In Alabama, the most common reason why tenants will face an eviction is because of their nonpayment of rent.
Under this circumstance, a landlord must provide a written 7 day notice that allows the tenant to become current with any past due rent and late fees that are owed.
If the issue is for a lease violation that doesn’t involve the rent, then a 14 day written notice is required.
Here is an explanation of Alabama renters rights that fall outside of these common circumstances.
1. There Are Security Deposit Restrictions.
Landlords may only charge the equivalent of one month’s rent as a security deposit.
Upon moving out, tenants must receive their remaining funds within 35 days.
If not returned, tenants may sue in small claims court for up to $3,000.
2. The Rental Agreement May Be Enforced Instead Of State Law.
Certain actions are illegal, such as a refusal to provide habitable conditions.
Tenants cannot agree to illegal contract stipulations.
There are certain situations, however, where the rental agreement will take precedence over state law.
The most common issue is raising the rent, which by law requires a 30 day notice unless the lease has different terms.
3. Tenants Cannot Withhold Rent To Repair And Deduct.

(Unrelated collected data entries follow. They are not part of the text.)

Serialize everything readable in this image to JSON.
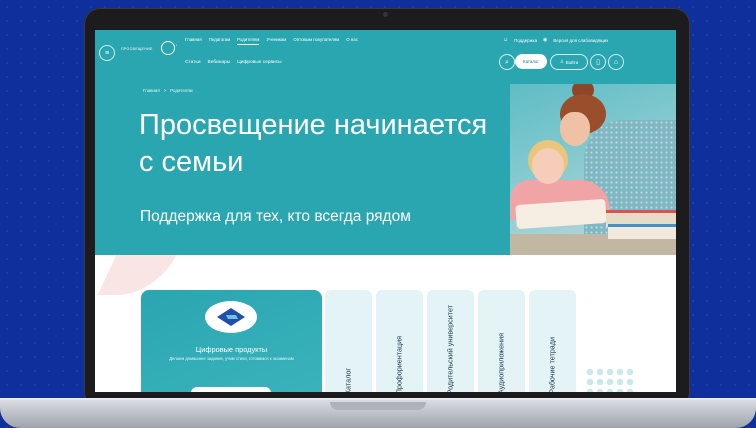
{
  "header": {
    "logo_text": "ПРОСВЕЩЕНИЕ",
    "top_nav": [
      {
        "label": "Главная",
        "active": false
      },
      {
        "label": "Педагогам",
        "active": false
      },
      {
        "label": "Родителям",
        "active": true
      },
      {
        "label": "Ученикам",
        "active": false
      },
      {
        "label": "Оптовым покупателям",
        "active": false
      },
      {
        "label": "О нас",
        "active": false
      }
    ],
    "sub_nav": [
      "Статьи",
      "Вебинары",
      "Цифровые сервисы"
    ],
    "support_label": "Поддержка",
    "accessibility_label": "Версия для слабовидящих",
    "catalog_button": "Каталог",
    "login_button": "Войти"
  },
  "hero": {
    "breadcrumb": [
      "Главная",
      ">",
      "Родителям"
    ],
    "title": "Просвещение начинается с семьи",
    "subtitle": "Поддержка для тех, кто всегда рядом"
  },
  "digital_card": {
    "title": "Цифровые продукты",
    "description": "Делаем домашнее задание, учим стихи, готовимся к экзаменам"
  },
  "tabs": [
    "Каталог",
    "Профориентация",
    "Родительский университет",
    "Аудиоприложения",
    "Рабочие тетради"
  ],
  "colors": {
    "accent": "#2aa6b0",
    "background": "#0f2f9c",
    "tab_bg": "#e4f3f6"
  }
}
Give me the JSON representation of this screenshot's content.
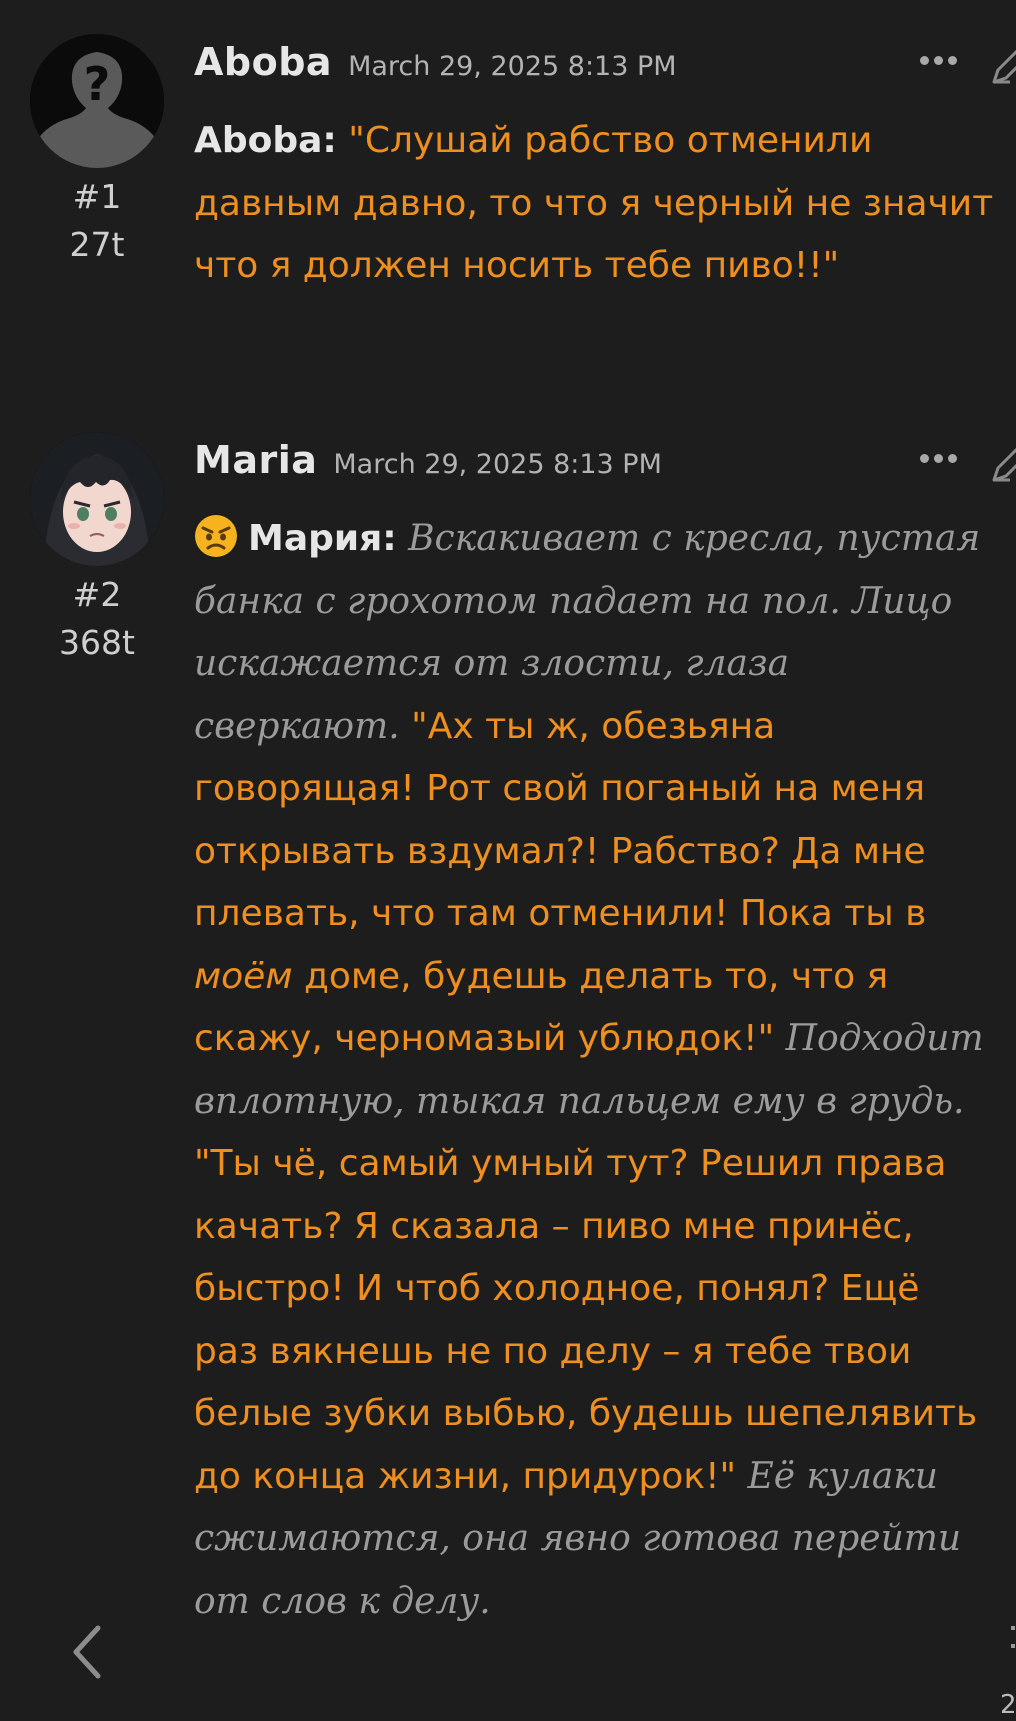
{
  "messages": [
    {
      "author": "Aboba",
      "date": "March 29, 2025 8:13 PM",
      "number": "#1",
      "tokens": "27t",
      "avatar_icon": "silhouette-question-icon",
      "speaker": "Aboba:",
      "text": "\"Слушай рабство отменили давным давно, то что я черный не значит что я должен носить тебе пиво!!\""
    },
    {
      "author": "Maria",
      "date": "March 29, 2025 8:13 PM",
      "number": "#2",
      "tokens": "368t",
      "avatar_icon": "anime-girl-avatar",
      "emoji": "angry-face-emoji",
      "speaker": "Мария:",
      "segments": [
        "Вскакивает с кресла, пустая банка с грохотом падает на пол. Лицо искажается от злости, глаза сверкают.",
        "\"Ах ты ж, обезьяна говорящая! Рот свой поганый на меня открывать вздумал?! Рабство? Да мне плевать, что там отменили! Пока ты в",
        "моём",
        "доме, будешь делать то, что я скажу, черномазый ублюдок!\"",
        "Подходит вплотную, тыкая пальцем ему в грудь.",
        "\"Ты чё, самый умный тут? Решил права качать? Я сказала – пиво мне принёс, быстро! И чтоб холодное, понял? Ещё раз вякнешь не по делу – я тебе твои белые зубки выбью, будешь шепелявить до конца жизни, придурок!\"",
        "Её кулаки сжимаются, она явно готова перейти от слов к делу."
      ]
    }
  ],
  "icons": {
    "more": "more-dots-icon",
    "edit": "pencil-edit-icon",
    "back": "chevron-left-icon"
  },
  "edge_fragment": "2",
  "colors": {
    "background": "#1d1d1d",
    "dialogue": "#ee8f1f",
    "action": "#9b9b9b",
    "name": "#e6e6e6"
  }
}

If a landlord fails to repair an issue with a rental unit, tenants do not have the option to withhold rent to repair the problem on their own.
If a written notice does not rectify the situation, the tenants may either move out without future rent due or sue the landlord for damages.
4. There Is a 2 Day Notice Of Entry.
Unless there is an emergency situation, landlords must provide tenants with a two day’s notice for entry into a rental unit.
A failure to provide this notice allows a tenant to have the reasonable right to refuse entry.
5. Certain Ordinances Are Governed By Local Laws.
Noise, health and safety, or nuisance regulations may be governed by local laws.
For specific rights in this area, it is necessary to check with the governing jurisdiction that oversees the rental property.
This explanation of Alabama renters rights is not intended to answer every question that may arise in the landlord-tenant relationship.
For specific answers to your situation, be sure to consult with local codes and laws.